W nocy z 13 na 14 grudnia 2019 roku na terenie Zakładu Segregacji i Zagospodarowania Odpadów Komunalnych w Wałbrzychu doszło do podpalania składowanych tam 40 ton odpadów. Sprawca podłożył ogień w czterech miejscach. Pożar zauważyli pracownicy sortowni, którzy powiadomili straż pożarną. W wyniku pożaru spaleniu uległa część odpadów, rozdzielnia elektryczna oraz główny kabel zasilający linię sterowniczą. Straty oszacowano na kwotę prawie 7000 zł.

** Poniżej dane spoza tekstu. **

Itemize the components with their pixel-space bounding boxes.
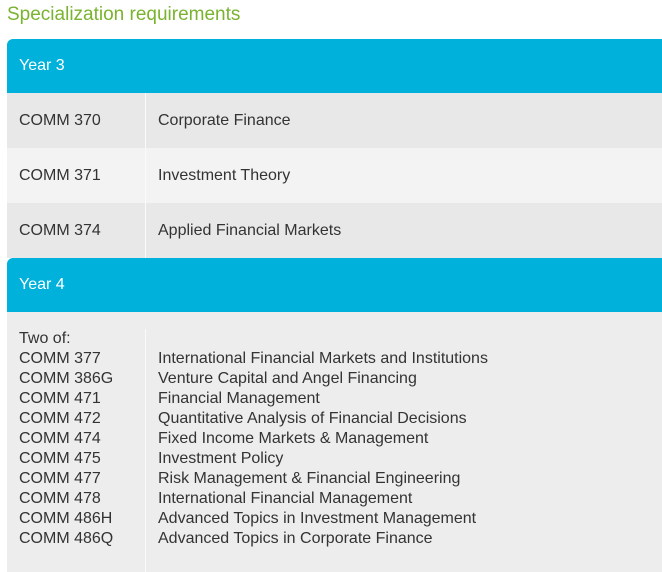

Sprawą zajęli się funkcjonariusze z Wydziału do Walki z Przestępczością Gospodarczą KMP w Wałbrzychu. Na podstawie zdjęć zabezpieczonych z kamer monitoringu oraz pracy operacyjnej ustalili, że prawdopodobnym sprawcą podpalenia jest bezdomny 46-letni mężczyzna. Prowadząc szeroko zakrojone działania mundurowi ustalili miejsce pobytu i w jednym z pustostanów na terenie miasta zatrzymali 46-latka, który trafił prosto do policyjnego aresztu.

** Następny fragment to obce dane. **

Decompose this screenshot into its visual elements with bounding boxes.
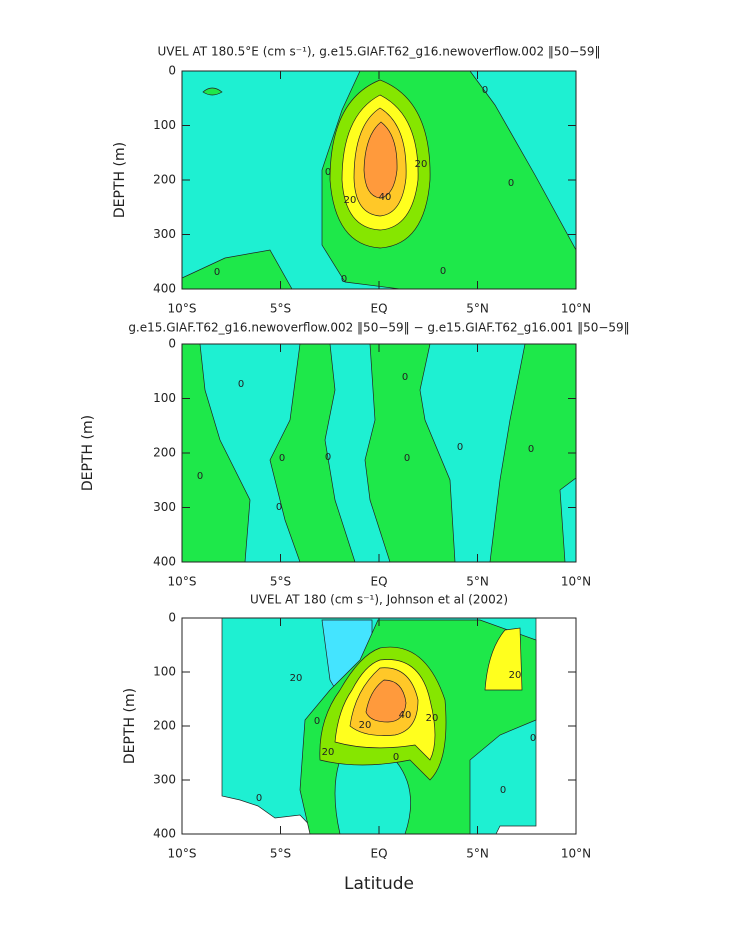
- contour-label: 0: [214, 267, 220, 278]
- y-tick-label: 300: [153, 773, 176, 787]
- contour-label: 0: [393, 752, 399, 763]
- contour-label: 0: [341, 274, 347, 285]
- x-tick-label: 10°S: [168, 302, 197, 316]
- y-tick-label: 0: [168, 611, 176, 625]
- contour-label: 20: [359, 720, 372, 731]
- x-tick-label: EQ: [370, 575, 387, 589]
- contour-label: 20: [322, 747, 335, 758]
- x-tick-label: 10°S: [168, 575, 197, 589]
- y-tick-label: 100: [153, 118, 176, 132]
- x-tick-label: 5°N: [466, 302, 489, 316]
- panel: UVEL AT 180.5°E (cm s⁻¹), g.e15.GIAF.T62…: [112, 45, 601, 316]
- contour-label: 0: [500, 785, 506, 796]
- y-tick-label: 400: [153, 282, 176, 296]
- contour-label: 20: [509, 670, 522, 681]
- y-tick-label: 100: [153, 391, 176, 405]
- panel-title: g.e15.GIAF.T62_g16.newoverflow.002 ‖50−5…: [128, 321, 629, 335]
- contour-label: 0: [325, 452, 331, 463]
- panel: UVEL AT 180 (cm s⁻¹), Johnson et al (200…: [122, 593, 591, 895]
- y-tick-label: 200: [153, 719, 176, 733]
- contour-label: 0: [404, 453, 410, 464]
- contour-label: 0: [279, 453, 285, 464]
- x-axis-label: Latitude: [344, 874, 414, 894]
- contour-label: 20: [426, 713, 439, 724]
- contour-label: 0: [440, 266, 446, 277]
- contour-region: [363, 121, 398, 199]
- x-tick-label: 5°S: [270, 575, 291, 589]
- y-tick-label: 0: [168, 64, 176, 78]
- x-tick-label: EQ: [370, 302, 387, 316]
- x-tick-label: 10°N: [561, 847, 591, 861]
- contour-region: [365, 679, 407, 723]
- x-tick-label: 5°N: [466, 575, 489, 589]
- x-tick-label: 5°N: [466, 847, 489, 861]
- y-tick-label: 0: [168, 337, 176, 351]
- x-tick-label: 10°N: [561, 575, 591, 589]
- y-tick-label: 200: [153, 446, 176, 460]
- x-tick-label: 10°S: [168, 847, 197, 861]
- x-tick-label: 5°S: [270, 302, 291, 316]
- panel: g.e15.GIAF.T62_g16.newoverflow.002 ‖50−5…: [80, 321, 630, 589]
- y-tick-label: 100: [153, 665, 176, 679]
- contour-region: [484, 627, 523, 691]
- contour-label: 0: [530, 733, 536, 744]
- contour-label: 0: [325, 167, 331, 178]
- contour-label: 0: [238, 379, 244, 390]
- y-tick-label: 400: [153, 827, 176, 841]
- x-tick-label: EQ: [370, 847, 387, 861]
- y-axis-label: DEPTH (m): [112, 142, 128, 218]
- y-tick-label: 200: [153, 173, 176, 187]
- panel-title: UVEL AT 180.5°E (cm s⁻¹), g.e15.GIAF.T62…: [157, 45, 600, 59]
- x-tick-label: 10°N: [561, 302, 591, 316]
- contour-region: [202, 87, 223, 96]
- contour-label: 0: [482, 85, 488, 96]
- contour-label: 0: [256, 793, 262, 804]
- contour-label: 20: [290, 673, 303, 684]
- contour-label: 20: [344, 195, 357, 206]
- contour-label: 0: [276, 502, 282, 513]
- y-axis-label: DEPTH (m): [80, 415, 96, 491]
- y-tick-label: 300: [153, 227, 176, 241]
- contour-label: 20: [415, 159, 428, 170]
- panel-title: UVEL AT 180 (cm s⁻¹), Johnson et al (200…: [250, 593, 508, 607]
- contour-label: 40: [399, 710, 412, 721]
- contour-label: 0: [314, 716, 320, 727]
- contour-label: 0: [197, 471, 203, 482]
- y-axis-label: DEPTH (m): [122, 688, 138, 764]
- x-tick-label: 5°S: [270, 847, 291, 861]
- contour-label: 0: [528, 444, 534, 455]
- contour-label: 40: [379, 192, 392, 203]
- contour-label: 0: [508, 178, 514, 189]
- y-tick-label: 300: [153, 500, 176, 514]
- contour-label: 0: [457, 442, 463, 453]
- y-tick-label: 400: [153, 555, 176, 569]
- contour-label: 0: [402, 372, 408, 383]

Mężczyzna usłyszał już zarzuty umyślnego sprowadzenia zdarzenia zagrażającego mieniu w wielkich rozmiarach oraz zniszczenia mienia. W czasie przesłuchania przyznał się do zarzucanych czynów, jednak nie potraf racjonalnie wytłumaczyć przyczyn swojego postępowania. Za popełnione przestępstwa odpowie przed sądem. Grozi mu kara nawet 10 lat pozbawienia wolności.